Rodrigues hints Guyana’s abstention on Syria prescient

Jan 13, 2015
12

In her response to the UK government regarding Guyana naming a date for elections Foreign Affairs Minister Carolyn Rodrigues-Birkett remarked on various threats by the UK including “when Guyana voted a particular way on an issue at the UN. Of course we were vindicated on the latter with recent developments”

Guyana has gone its own way recently in voting at the United Nations, for example on March 27 2014, when it came to Crimea and the resolution that affirmed the United Nations commitment to recognize Crimea within Ukraine’s international borders and underscored the invalidity of the 2014 Crimean referendum.
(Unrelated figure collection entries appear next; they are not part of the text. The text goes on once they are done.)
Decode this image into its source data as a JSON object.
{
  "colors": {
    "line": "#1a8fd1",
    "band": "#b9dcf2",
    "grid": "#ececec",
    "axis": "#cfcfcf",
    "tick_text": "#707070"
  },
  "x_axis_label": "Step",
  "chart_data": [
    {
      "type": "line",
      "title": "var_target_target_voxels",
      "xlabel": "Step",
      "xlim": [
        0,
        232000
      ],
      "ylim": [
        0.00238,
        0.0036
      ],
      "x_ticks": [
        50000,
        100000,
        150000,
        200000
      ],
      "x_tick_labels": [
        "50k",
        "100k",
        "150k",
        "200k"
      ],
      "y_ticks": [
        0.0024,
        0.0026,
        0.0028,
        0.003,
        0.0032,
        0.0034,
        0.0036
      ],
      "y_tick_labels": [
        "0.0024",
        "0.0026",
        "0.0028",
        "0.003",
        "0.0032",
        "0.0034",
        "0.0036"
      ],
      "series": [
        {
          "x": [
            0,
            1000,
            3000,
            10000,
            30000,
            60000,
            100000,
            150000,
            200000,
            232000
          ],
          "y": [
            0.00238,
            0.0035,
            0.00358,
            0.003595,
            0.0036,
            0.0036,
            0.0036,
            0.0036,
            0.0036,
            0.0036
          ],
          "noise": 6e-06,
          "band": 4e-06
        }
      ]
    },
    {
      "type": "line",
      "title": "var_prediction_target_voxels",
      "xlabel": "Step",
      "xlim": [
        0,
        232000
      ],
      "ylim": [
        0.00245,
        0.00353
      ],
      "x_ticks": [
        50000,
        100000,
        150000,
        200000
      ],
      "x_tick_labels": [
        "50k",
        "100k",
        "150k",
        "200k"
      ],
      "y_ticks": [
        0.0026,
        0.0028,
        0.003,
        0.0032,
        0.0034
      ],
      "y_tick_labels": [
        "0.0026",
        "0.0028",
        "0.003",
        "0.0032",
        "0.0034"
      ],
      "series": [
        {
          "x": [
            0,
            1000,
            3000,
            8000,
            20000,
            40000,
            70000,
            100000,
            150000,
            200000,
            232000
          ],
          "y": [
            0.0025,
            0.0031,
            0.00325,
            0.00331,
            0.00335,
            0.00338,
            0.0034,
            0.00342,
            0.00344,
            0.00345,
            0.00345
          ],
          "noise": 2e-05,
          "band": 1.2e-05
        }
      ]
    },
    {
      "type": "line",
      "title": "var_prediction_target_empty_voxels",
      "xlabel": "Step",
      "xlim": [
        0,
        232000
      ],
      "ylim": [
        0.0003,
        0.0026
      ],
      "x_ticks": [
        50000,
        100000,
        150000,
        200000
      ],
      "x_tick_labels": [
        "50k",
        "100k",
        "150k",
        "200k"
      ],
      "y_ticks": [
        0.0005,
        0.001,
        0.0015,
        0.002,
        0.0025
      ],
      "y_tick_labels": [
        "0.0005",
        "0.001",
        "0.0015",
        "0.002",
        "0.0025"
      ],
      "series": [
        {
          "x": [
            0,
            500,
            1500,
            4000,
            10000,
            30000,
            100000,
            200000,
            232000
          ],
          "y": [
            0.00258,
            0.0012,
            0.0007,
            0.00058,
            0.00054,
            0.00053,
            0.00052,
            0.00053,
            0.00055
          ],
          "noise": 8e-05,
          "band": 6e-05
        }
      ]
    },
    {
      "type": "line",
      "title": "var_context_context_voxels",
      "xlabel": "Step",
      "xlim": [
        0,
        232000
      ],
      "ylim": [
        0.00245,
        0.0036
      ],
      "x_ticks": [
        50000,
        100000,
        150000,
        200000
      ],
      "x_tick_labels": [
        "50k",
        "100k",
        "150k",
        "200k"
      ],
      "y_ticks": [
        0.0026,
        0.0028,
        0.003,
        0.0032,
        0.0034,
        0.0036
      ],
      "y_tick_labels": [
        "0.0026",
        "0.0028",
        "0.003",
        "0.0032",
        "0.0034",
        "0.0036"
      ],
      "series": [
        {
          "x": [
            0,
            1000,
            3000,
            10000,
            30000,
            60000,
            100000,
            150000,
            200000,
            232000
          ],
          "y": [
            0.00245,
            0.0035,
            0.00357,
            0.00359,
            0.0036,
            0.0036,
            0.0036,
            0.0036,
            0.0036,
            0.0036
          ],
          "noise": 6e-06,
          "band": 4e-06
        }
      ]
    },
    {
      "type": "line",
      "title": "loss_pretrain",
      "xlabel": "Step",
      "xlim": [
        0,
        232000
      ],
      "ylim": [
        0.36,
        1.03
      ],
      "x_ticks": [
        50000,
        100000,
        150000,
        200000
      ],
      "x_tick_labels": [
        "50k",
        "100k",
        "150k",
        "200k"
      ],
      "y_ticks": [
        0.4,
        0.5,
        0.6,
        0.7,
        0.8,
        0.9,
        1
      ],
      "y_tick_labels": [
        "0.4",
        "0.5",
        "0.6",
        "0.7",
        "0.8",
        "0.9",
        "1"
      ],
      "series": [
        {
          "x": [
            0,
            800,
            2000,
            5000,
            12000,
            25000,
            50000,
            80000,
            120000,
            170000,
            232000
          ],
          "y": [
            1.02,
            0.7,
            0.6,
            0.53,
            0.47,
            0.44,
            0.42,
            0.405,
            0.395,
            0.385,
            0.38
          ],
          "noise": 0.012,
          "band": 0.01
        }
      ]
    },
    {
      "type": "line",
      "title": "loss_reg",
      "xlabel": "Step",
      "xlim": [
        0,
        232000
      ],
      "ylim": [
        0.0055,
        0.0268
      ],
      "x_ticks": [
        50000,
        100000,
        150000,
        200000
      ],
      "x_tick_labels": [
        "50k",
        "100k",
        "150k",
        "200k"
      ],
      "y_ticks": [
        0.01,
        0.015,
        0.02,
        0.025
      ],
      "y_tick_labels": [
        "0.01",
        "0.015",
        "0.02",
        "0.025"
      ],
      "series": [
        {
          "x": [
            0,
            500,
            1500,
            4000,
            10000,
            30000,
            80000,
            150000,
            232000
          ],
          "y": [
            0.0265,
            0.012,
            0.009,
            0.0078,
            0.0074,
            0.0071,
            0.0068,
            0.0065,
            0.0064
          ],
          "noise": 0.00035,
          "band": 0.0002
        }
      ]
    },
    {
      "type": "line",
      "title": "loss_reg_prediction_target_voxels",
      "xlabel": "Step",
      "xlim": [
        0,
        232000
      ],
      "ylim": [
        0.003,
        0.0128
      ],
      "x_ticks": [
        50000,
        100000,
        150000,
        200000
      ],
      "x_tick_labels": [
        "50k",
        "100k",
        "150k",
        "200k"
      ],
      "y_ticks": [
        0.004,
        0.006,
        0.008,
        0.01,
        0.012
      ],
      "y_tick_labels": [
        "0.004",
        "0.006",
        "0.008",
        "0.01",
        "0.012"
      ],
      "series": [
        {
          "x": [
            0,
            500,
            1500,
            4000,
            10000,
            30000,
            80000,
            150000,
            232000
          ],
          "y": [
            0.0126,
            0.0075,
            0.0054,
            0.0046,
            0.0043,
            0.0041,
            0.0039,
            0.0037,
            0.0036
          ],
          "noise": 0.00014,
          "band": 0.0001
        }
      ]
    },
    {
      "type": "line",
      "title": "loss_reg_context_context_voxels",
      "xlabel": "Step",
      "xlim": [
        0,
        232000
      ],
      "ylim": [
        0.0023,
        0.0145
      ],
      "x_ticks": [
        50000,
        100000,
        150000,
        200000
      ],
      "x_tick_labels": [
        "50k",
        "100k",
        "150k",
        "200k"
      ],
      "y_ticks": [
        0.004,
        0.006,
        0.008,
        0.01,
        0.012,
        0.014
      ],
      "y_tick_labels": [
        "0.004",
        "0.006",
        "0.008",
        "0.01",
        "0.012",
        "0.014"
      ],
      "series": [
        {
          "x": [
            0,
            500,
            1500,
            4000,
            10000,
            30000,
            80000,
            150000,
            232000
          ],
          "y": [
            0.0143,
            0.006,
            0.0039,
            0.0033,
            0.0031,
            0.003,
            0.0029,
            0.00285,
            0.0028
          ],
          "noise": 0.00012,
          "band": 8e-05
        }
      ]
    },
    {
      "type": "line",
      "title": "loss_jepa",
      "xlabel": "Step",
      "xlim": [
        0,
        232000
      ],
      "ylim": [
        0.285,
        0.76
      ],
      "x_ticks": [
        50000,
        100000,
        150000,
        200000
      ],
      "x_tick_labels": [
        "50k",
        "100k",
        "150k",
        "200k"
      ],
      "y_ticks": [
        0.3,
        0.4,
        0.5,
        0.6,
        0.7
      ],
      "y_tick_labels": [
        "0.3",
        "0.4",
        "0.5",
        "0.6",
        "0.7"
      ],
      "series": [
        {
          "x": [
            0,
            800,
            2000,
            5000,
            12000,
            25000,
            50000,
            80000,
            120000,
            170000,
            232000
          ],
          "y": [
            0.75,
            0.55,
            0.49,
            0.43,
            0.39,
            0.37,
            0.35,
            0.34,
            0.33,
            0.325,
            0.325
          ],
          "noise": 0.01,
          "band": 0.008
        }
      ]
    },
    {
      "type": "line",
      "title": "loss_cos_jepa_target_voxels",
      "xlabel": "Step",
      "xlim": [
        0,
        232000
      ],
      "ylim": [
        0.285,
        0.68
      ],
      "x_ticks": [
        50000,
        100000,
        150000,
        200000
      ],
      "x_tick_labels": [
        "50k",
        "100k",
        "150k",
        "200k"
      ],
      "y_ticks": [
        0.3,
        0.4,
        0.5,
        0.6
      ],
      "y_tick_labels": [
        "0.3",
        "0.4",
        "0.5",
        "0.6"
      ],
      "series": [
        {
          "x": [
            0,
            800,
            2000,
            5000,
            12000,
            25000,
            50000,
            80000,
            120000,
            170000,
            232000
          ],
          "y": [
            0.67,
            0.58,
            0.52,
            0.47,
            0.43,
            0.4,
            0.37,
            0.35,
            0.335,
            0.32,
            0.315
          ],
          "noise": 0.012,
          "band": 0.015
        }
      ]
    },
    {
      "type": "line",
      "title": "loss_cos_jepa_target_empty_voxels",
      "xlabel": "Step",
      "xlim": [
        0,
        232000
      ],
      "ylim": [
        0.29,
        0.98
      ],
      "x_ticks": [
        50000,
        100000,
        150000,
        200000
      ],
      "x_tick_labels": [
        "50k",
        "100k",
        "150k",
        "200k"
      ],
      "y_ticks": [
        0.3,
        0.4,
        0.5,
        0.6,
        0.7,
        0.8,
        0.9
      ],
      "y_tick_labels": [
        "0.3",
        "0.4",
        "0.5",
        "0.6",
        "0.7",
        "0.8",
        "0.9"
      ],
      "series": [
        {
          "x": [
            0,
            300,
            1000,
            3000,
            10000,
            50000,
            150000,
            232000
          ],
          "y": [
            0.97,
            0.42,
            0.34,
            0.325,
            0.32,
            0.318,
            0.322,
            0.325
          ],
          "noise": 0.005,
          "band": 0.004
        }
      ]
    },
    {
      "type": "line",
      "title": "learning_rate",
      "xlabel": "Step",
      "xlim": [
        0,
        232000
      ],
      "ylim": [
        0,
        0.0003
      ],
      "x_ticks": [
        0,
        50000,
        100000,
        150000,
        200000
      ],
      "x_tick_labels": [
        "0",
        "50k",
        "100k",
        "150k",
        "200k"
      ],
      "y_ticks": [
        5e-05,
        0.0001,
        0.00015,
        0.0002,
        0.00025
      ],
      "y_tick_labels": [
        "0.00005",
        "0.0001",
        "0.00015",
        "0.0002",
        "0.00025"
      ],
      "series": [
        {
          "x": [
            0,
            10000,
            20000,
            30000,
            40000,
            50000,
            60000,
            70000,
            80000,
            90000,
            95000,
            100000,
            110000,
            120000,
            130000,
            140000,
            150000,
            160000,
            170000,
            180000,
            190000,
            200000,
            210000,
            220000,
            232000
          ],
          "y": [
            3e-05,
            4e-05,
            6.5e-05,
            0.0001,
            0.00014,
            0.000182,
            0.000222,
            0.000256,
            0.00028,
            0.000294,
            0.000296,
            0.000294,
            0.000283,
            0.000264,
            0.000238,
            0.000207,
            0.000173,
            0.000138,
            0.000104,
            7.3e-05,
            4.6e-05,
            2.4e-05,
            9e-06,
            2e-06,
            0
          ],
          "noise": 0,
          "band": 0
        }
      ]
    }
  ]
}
In this case Guyana abstained along with 58 other countries.

But we strongly suspect Rodrigues-Birkett is referring to the May 15 2013 Syria resolution (A/RES/67/262) which “strongly condemned the Syrian authorities’ continued and escalating use of heavy weapons, ballistic missiles and cluster munitions, including indiscriminate shelling from tanks and aircraft, against population centres. It also demanded that all violations of international humanitarian law cease.” (UN press release).

The UN General Assembly approved the resolution by a vote of 107-12 with 59 abstentions (see voting record). Guyana was one of them arguing that Syria had a right to self determination. What Rodrigues-Birkett is implying today is that given the rise in the radical group Islamic State that has become far more a regional threat than the Syrian government, Guyana’s decision to abstain was prescient.

Of course former President Bharrat Jagdeo had visited Syrian President Bashar al-Assad in March 2009, when the Arab Spring was still years off, so this might have had some influence on the current government’s decision. Rodrigues-Birkett was in that delegation to Damascus.